Sulla carta, la legge italiana in tema di sperimentazione animale è tra le più avanzate in Europa. Un risultato reso possibile da sette anni di battaglie condotte da Lav, che ha ottenuto l’inserimento di vincoli e divieti unici al mondo, all’interno della norma nazionale. Tra questi, il divieto di utilizzo di grandi scimmie, come gli scimpanzé, e il divieto di allevare cani destinati ai laboratori, come accadeva nel famigerato allevamento di Green Hill, protagonista, nel 2012, della più grande operazione di liberazione di animali destinati alla vivisezione.
Purtroppo, però, non sempre le norme trovano adeguata applicazione: i controlli continuano ad essere lacunosi, la formazione degli operatori inappropriata (nonostante debbano manipolare animali in condizioni di estrema fragilità e di sofferenza), e gli animali stabulati e uccisi continuano ad essere oltre 500mila ogni anno.
Allo stesso modo, i metodi sostitutivi, che dovrebbero essere una priorità sia dal punto di vista della norma che dell’approccio scientifico, continuano ad essere considerati come secondari rispetto al modello animale e finanziati con supporti economici quasi inesistenti, specie se paragonati all’oltre milione di euro destinati alla sperimentazione animale ogni anno.
Le Regioni, però, hanno la possibilità di stanziare ulteriori risorse per la ricerca senza animali e di distinguersi per investimenti su progetti che rispondano ai principi cardine delle direttive internazionali: sostituire gli animali e avvalersi di modelli alternativi. Un esempio virtuoso è l’Emilia-Romagna che a questo scopo ha appena stanziato ben 100mila euro, un risultato per il quale Lav lavora da anni. In particolare, il bando assegna 10 premi da mille euro a tesi di laurea e sei borse di ricerca per neolaureati del valore di 15mila euro ciascuna.
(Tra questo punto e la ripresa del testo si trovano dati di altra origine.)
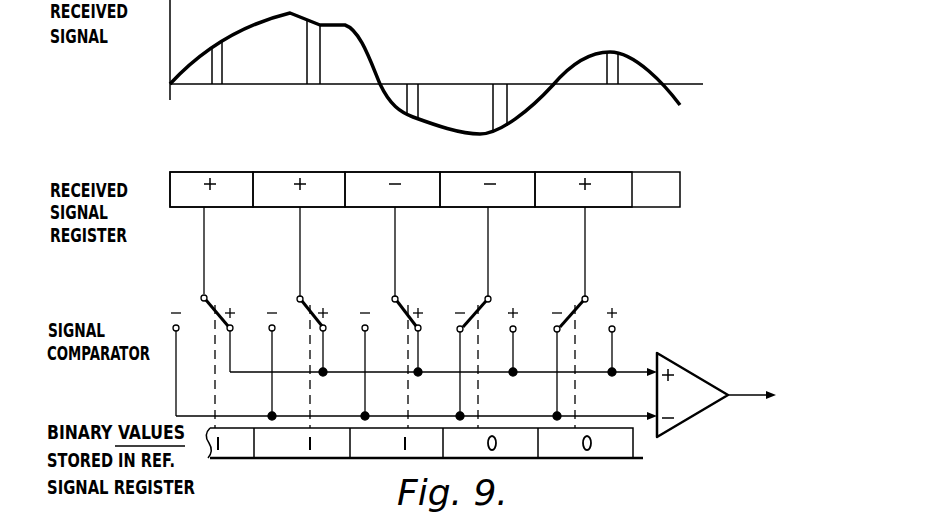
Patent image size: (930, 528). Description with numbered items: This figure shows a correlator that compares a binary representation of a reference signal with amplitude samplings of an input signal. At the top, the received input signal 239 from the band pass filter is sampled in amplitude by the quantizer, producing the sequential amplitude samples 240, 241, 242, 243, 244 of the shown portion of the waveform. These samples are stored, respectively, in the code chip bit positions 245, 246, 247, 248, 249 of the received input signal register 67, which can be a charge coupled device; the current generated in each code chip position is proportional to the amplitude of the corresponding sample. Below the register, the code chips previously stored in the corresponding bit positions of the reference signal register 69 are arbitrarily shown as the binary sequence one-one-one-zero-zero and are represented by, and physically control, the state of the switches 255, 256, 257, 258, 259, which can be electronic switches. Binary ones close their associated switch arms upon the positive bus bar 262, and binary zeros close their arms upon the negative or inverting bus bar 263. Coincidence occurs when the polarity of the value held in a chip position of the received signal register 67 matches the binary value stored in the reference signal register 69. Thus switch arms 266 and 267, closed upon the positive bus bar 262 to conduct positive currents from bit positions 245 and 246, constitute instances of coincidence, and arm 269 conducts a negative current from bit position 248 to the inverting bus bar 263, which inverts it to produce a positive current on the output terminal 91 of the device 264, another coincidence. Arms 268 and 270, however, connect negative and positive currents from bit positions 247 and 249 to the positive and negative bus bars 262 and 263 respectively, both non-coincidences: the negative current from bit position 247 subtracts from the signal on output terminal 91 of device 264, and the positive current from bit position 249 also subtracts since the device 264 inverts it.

The input signal 239 is at (668, 64).
The amplitude sample 240 is at (224, 62).
The amplitude sample 241 is at (321, 72).
The amplitude sample 242 is at (418, 100).
The amplitude sample 243 is at (507, 100).
The amplitude sample 244 is at (619, 73).
The received input signal register 67 is at (461, 169).
The bit position 245 is at (222, 173).
The bit position 246 is at (308, 173).
The bit position 247 is at (393, 173).
The bit position 248 is at (522, 173).
The bit position 249 is at (601, 173).
The switch arm 266 is at (212, 304).
The switch arm 267 is at (308, 304).
The switch arm 268 is at (405, 307).
The switch arm 269 is at (497, 304).
The switch arm 270 is at (593, 304).
The switch 255 is at (201, 321).
The switch 256 is at (295, 321).
The switch 257 is at (389, 321).
The switch 258 is at (494, 321).
The switch 259 is at (587, 322).
The positive bus bar 262 is at (629, 372).
The negative or inverting bus bar 263 is at (636, 426).
The device 264 is at (700, 378).
The output terminal 91 is at (743, 395).
The reference signal register 69 is at (640, 466).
Nello specifico, sono coinvolte le quattro Università della Regione: Bologna, Modena-Reggio Emilia, Parma e Ferrara. Tra queste, ricordiamo positivamente Modena, coinvolta nella liberazione dei primati e nella chiusura definitiva della linea di ricerca che utilizzava questi animali. Parma, invece, è ancora al centro di una campagna che la vede tristemente protagonista, a causa dell’utilizzo di macachi con impianti al cranio, sottoposti a interventi chirurgici per studi sulla vista. Il nostro auspicio è che questo nuovo bando possa in qualche misura influenzare l’Ateneo parmense (dove, oltretutto, sono già attivi laboratori che sviluppano modelli totalmente animal-free) nel senso di un progressivo abbandono delle sperimentazioni sugli animali.
Oltre che per lo stanziamento di risorse dedicate, l’Emilia-Romagna si distingue anche per un comitato etico che si occupa proprio della promozione dei modelli alternativi, modelli che sono scientificamente più affidabili, rapidi e, chiaramente, più etici della sperimentazione animale. Quest’ultima, lo ricordiamo, rispecchia un’impostazione Ottocentesca della ricerca, e non è mai stata validata scientificamente.
Lungi dal rappresentare un’eccezione, i modelli alternativi alla sperimentazione sono un imperativo stabilito dalla legge – italiana ed europea – e non solo: rappresentano un’opportunità di sviluppo e un’occasione per le amministrazioni locali di dare nuovo slancio alla ricerca italiana, che talvolta fatica a tenere il passo con il contesto europeo ma che, anche grazie ai metodi alternativi, può efficacemente proporsi come modello di innovazione, anche a livello internazionale.
Il nostro auspicio, per la scienza italiana, la salute dei pazienti e la salvezza di milioni di animali, è che i fondi stanziati dall’Emilia-Romagna possano diventare una costante nel tempo, e che l’esempio di questa Regione si diffonda presto su scala nazionale.